Guests were able to enjoy crab claws, lobster cakes, seafood pot pie and more at the new restaurant in Tampa Heights.
Guests were able to enjoy crab claws, lobster cakes, seafood pot pie and more at the new restaurant in Tampa Heights.
Published Aug. 25, 2014

TAMPA — The much anticipated Ulele Native-Inspired Food and Spirits serves four kinds of oysters: on the half shell, in kale and apple cabbage cups, charbroiled with garlic and cheese, and fresh as a shooter, with or without tequila.

Eat one and you're biting into Tampa's history.

The entire menu of the restaurant opening Tuesday in Tampa Heights pays tribute to early-Florida Indian fare and the pioneers who came later, from jalapeno corn beer biscuits to crackling port shank and alligator hush puppies.

Area foodies, media representatives and downtown civic leaders got their first taste Sunday during a preview of the $5 million project, which includes a two-level restaurant, a rooftop bar, beer garden and microbrewery.

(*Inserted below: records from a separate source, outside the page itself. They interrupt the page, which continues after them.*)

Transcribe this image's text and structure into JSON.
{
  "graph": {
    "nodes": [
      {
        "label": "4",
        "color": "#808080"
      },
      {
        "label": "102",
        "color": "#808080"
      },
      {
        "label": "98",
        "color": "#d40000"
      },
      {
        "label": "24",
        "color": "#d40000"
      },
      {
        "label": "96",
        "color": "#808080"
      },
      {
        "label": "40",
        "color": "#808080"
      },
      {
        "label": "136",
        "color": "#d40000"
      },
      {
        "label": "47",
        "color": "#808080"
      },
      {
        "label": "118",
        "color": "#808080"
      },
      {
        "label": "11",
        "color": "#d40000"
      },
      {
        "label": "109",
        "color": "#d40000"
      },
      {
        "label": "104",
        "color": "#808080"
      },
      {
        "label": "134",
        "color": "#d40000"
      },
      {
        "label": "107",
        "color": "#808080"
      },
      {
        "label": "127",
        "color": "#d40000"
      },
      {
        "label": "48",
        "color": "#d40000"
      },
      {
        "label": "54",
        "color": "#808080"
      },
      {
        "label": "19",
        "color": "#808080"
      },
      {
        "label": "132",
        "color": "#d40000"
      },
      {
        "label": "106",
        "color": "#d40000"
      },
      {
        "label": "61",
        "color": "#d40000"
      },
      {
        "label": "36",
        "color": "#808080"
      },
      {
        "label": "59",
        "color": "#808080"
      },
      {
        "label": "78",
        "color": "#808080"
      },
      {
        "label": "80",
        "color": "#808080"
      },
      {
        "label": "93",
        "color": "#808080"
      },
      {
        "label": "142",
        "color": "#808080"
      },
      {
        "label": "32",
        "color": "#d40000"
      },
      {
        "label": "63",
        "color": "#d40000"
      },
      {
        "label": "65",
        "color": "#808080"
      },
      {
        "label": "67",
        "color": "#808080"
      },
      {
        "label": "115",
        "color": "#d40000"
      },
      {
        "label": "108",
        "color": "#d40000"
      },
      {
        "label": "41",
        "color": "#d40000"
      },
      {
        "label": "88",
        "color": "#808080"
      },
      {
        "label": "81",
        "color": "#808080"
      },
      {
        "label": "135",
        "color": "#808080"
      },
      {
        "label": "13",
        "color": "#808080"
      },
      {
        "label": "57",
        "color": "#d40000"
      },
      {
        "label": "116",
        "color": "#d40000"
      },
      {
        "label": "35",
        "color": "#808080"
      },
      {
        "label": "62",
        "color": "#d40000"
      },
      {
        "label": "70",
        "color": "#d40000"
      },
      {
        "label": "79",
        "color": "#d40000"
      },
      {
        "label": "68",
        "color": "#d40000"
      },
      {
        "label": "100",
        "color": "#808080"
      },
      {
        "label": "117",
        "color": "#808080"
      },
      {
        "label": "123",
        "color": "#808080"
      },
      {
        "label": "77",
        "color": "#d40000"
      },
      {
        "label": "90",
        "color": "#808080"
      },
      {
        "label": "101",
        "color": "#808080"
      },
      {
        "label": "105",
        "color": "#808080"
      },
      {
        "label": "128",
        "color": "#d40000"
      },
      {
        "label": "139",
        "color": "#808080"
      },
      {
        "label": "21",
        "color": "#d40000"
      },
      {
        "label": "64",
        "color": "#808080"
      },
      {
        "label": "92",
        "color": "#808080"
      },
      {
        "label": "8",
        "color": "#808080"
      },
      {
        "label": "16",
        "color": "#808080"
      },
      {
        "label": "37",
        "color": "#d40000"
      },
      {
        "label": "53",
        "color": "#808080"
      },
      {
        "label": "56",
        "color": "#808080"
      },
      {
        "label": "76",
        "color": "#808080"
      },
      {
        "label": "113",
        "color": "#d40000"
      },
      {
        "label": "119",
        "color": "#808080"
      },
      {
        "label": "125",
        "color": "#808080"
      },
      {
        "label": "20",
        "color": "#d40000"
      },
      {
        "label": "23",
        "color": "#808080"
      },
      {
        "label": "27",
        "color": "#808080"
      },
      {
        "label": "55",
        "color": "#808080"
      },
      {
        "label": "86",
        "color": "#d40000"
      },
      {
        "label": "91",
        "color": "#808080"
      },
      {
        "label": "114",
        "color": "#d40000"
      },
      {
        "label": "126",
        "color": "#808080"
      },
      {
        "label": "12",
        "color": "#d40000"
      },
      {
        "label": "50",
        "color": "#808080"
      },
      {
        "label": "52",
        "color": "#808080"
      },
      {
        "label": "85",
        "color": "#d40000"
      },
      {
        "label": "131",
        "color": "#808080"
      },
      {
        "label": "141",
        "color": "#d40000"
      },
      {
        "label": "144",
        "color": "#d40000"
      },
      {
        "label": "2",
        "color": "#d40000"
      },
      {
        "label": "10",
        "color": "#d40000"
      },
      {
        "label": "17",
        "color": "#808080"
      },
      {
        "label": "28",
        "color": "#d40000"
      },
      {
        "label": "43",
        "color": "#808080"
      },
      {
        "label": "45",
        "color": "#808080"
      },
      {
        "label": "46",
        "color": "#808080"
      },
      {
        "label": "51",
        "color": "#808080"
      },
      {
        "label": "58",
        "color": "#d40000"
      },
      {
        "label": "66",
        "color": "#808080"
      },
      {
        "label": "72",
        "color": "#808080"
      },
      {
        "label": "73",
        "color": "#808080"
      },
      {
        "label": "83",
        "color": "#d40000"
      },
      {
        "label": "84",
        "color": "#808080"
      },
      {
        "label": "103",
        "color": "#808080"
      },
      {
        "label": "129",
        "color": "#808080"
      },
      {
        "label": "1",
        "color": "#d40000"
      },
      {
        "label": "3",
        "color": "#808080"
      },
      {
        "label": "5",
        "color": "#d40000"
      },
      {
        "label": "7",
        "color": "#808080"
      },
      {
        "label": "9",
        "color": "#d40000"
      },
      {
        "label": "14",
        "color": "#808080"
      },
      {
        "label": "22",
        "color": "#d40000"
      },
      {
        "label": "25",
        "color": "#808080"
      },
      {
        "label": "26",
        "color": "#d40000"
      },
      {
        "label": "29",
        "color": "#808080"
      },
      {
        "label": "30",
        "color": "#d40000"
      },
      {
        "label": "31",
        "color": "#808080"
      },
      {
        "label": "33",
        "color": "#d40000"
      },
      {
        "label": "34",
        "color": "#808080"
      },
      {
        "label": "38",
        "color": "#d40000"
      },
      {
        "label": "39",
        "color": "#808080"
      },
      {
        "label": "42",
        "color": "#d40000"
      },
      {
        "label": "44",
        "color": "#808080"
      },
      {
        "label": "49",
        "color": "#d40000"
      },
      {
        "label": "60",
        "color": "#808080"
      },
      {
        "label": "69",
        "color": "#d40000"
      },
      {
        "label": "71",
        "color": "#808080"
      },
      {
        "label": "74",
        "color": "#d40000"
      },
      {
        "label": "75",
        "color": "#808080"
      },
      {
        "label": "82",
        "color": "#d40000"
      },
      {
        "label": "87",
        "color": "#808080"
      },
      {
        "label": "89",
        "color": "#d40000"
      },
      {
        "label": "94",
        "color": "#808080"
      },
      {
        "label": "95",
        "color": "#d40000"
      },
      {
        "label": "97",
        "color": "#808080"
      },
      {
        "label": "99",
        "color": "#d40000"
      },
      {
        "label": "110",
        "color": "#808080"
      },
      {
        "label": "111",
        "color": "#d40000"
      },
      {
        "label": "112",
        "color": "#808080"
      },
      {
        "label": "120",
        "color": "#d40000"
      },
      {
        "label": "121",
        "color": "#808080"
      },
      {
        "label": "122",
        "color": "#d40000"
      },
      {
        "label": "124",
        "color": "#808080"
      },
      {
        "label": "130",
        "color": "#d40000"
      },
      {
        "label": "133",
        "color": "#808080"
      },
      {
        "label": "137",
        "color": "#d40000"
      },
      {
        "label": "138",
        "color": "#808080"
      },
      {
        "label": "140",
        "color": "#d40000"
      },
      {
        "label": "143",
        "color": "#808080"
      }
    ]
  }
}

The 225-seat restaurant occupies an old pump house built in 1903 that supplied the city with drinking water from Ulele Spring. It sits next to the recently restored natural spring and the city's new Water Works Park along the Hillsborough River.

"We live in Old Seminole Heights so we are really excited about the location and we're happy it's going to be dog-friendly'' said Trisha Rothman, while sampling oysters and shishito peppers with her husband, Ari.

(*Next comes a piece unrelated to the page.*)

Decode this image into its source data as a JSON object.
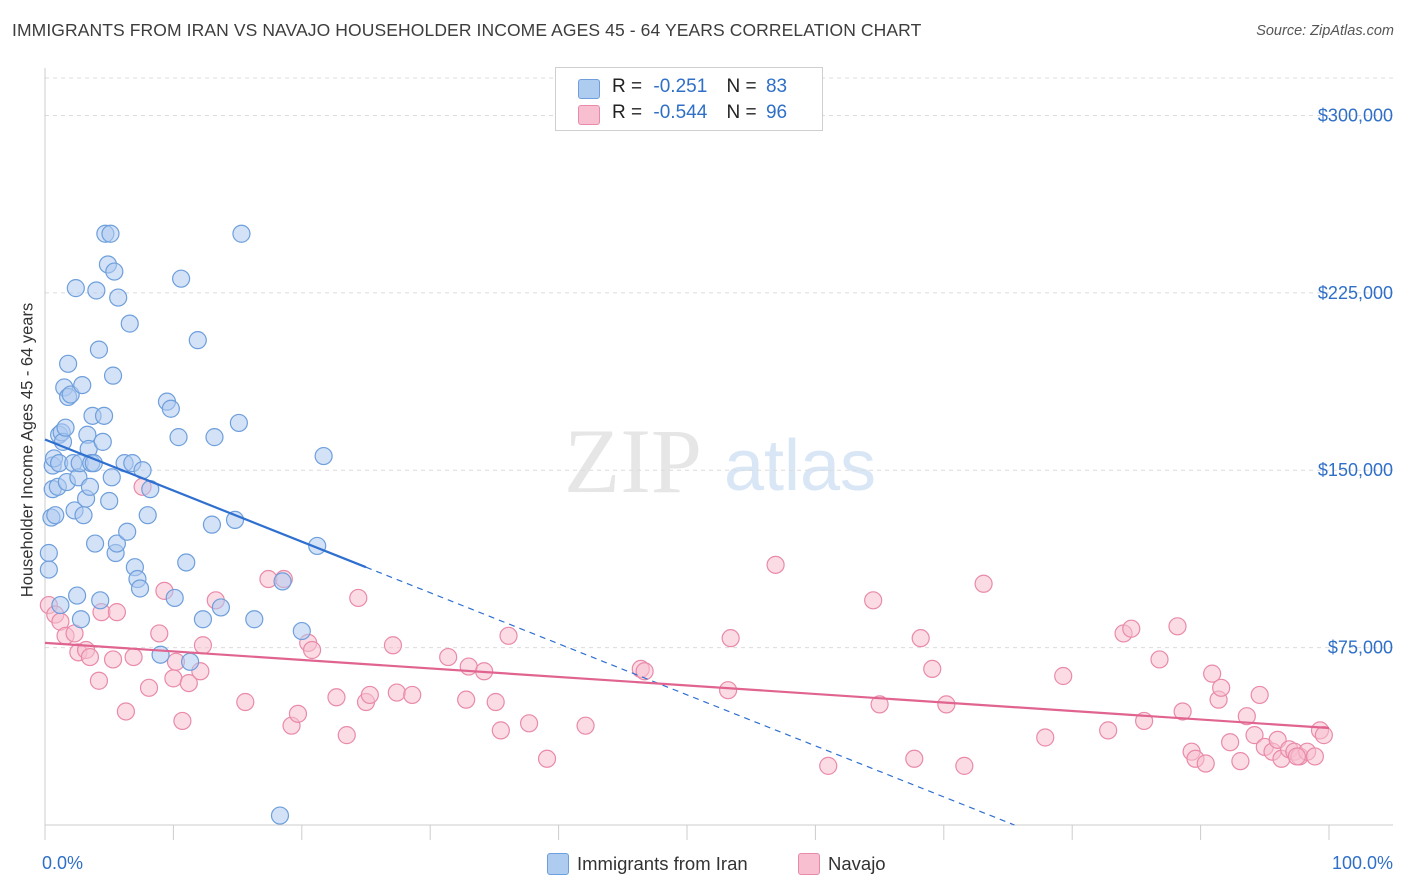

Fourth-generation Columbia restaurant owner Richard Gonzmart, who developed Ulele with managing partner Keith Sedita and the city of Tampa, described the opening as melancholy and emotional.

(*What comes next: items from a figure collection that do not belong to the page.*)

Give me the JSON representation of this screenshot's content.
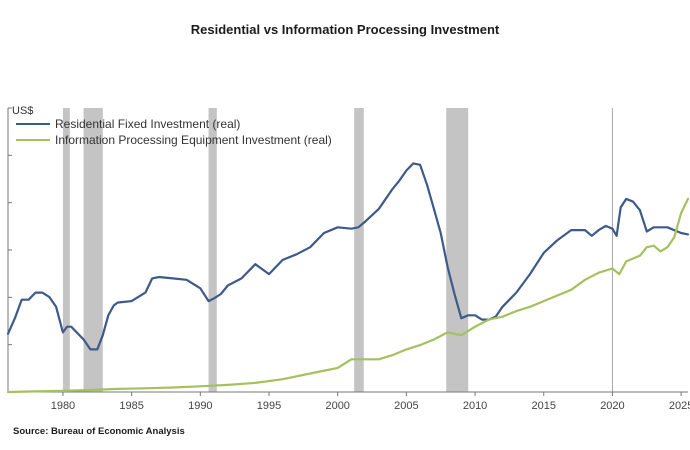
{
  "title": "Residential vs Information Processing Investment",
  "source": "Source:  Bureau of Economic Analysis",
  "chart_data": {
    "type": "line",
    "title": "Residential vs Information Processing Investment",
    "y_unit_label": "US$",
    "y_tick_labels_shown": false,
    "x_ticks": [
      1980,
      1985,
      1990,
      1995,
      2000,
      2005,
      2010,
      2015,
      2020,
      2025
    ],
    "x_tick_labels": [
      "1980",
      "1985",
      "1990",
      "1995",
      "2000",
      "2005",
      "2010",
      "2015",
      "2020",
      "2025"
    ],
    "xlim": [
      1976.0,
      2025.5
    ],
    "ylim": [
      0,
      100
    ],
    "grid": false,
    "legend_position": "top-left",
    "reference_line_x": 2020.0,
    "recessions": [
      [
        1980.0,
        1980.5
      ],
      [
        1981.5,
        1982.9
      ],
      [
        1990.6,
        1991.2
      ],
      [
        2001.2,
        2001.9
      ],
      [
        2007.9,
        2009.5
      ]
    ],
    "series": [
      {
        "name": "Residential Fixed Investment (real)",
        "color": "#3d5a8a",
        "x": [
          1976.0,
          1976.5,
          1977.0,
          1977.5,
          1978.0,
          1978.5,
          1979.0,
          1979.5,
          1980.0,
          1980.3,
          1980.6,
          1981.0,
          1981.5,
          1982.0,
          1982.5,
          1982.9,
          1983.3,
          1983.7,
          1984.0,
          1985.0,
          1986.0,
          1986.5,
          1987.0,
          1988.0,
          1989.0,
          1990.0,
          1990.6,
          1991.0,
          1991.5,
          1992.0,
          1993.0,
          1994.0,
          1995.0,
          1996.0,
          1997.0,
          1998.0,
          1999.0,
          2000.0,
          2001.0,
          2001.5,
          2002.0,
          2003.0,
          2004.0,
          2004.5,
          2005.0,
          2005.5,
          2006.0,
          2006.5,
          2007.0,
          2007.5,
          2008.0,
          2008.5,
          2009.0,
          2009.5,
          2010.0,
          2010.5,
          2011.0,
          2011.5,
          2012.0,
          2013.0,
          2014.0,
          2015.0,
          2016.0,
          2017.0,
          2018.0,
          2018.5,
          2019.0,
          2019.5,
          2020.0,
          2020.3,
          2020.6,
          2021.0,
          2021.5,
          2022.0,
          2022.5,
          2023.0,
          2024.0,
          2025.0,
          2025.5
        ],
        "values": [
          20.5,
          26,
          32.5,
          32.5,
          35,
          35,
          33.5,
          30,
          21,
          23,
          23,
          21,
          18.5,
          15,
          15,
          20,
          27,
          30.5,
          31.5,
          32,
          35,
          40,
          40.5,
          40,
          39.5,
          36.5,
          32,
          33,
          34.5,
          37.5,
          40,
          45,
          41.5,
          46.5,
          48.5,
          51,
          56,
          58,
          57.5,
          58,
          60,
          64.5,
          71.5,
          74.5,
          78,
          80.5,
          80,
          73,
          64.5,
          56,
          44,
          34.5,
          26,
          27,
          27,
          25.5,
          25.5,
          26.5,
          30,
          35,
          41.5,
          49,
          53.5,
          57,
          57,
          55,
          57,
          58.5,
          57.5,
          55,
          65,
          68,
          67,
          64,
          56.5,
          58,
          58,
          56,
          55.5
        ]
      },
      {
        "name": "Information Processing Equipment Investment (real)",
        "color": "#a4c15e",
        "x": [
          1976.0,
          1978.0,
          1980.0,
          1982.0,
          1984.0,
          1986.0,
          1988.0,
          1990.0,
          1992.0,
          1994.0,
          1996.0,
          1998.0,
          2000.0,
          2001.0,
          2002.0,
          2003.0,
          2004.0,
          2005.0,
          2006.0,
          2007.0,
          2008.0,
          2009.0,
          2010.0,
          2011.0,
          2012.0,
          2013.0,
          2014.0,
          2015.0,
          2016.0,
          2017.0,
          2018.0,
          2019.0,
          2020.0,
          2020.5,
          2021.0,
          2022.0,
          2022.5,
          2023.0,
          2023.5,
          2024.0,
          2024.5,
          2025.0,
          2025.5
        ],
        "values": [
          0,
          0.2,
          0.4,
          0.7,
          1.1,
          1.3,
          1.6,
          2.0,
          2.5,
          3.2,
          4.5,
          6.5,
          8.5,
          11.5,
          11.5,
          11.5,
          13,
          15,
          16.5,
          18.5,
          21,
          20,
          23,
          25.5,
          26.5,
          28.5,
          30,
          32,
          34,
          36,
          39.5,
          42,
          43.5,
          41.5,
          46,
          48,
          51,
          51.5,
          49.5,
          51,
          54.5,
          63,
          68
        ]
      }
    ]
  }
}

"It's been six years to become a reality and when you want something so badly and you get it, the excitement kind of ends,'' he said. "But now the hard work starts.''

The restaurant is filled with paintings and artwork Gonzmart and his family have collected through the years. Above the kitchen doors are large stained-glass, French panels from the 1700s that his parents had in their home. Dividing the dining room is a huge metal horse he bought at an auction. Above the bar are five paintings of Ulele's handcrafted cocktails, including the Dirty Richard Martini and the Pisco Morado.

The restaurant is named after Ulele, the young daughter of a local Tocobaga chief believed to have saved a member of a Spanish expedition out of love. A bronze statute of her surrounded by a water and fire feature will go outside the restaurant in the next few weeks.

Gonzmart, who spent much of his childhood playing along the riverfront, said he wanted the statue to be accessible to everyone, not just restaurant patrons. His grandparents lived a few blocks from the site.

On Sunday, as guests dined on lobster cakes and seafood pot pie, he looked for frogs and fish in the spring with his grandchildren, just as he did with his grandfather decades earlier.

"History is repeating itself,'' he said, content to welcome Ulele for the next generations.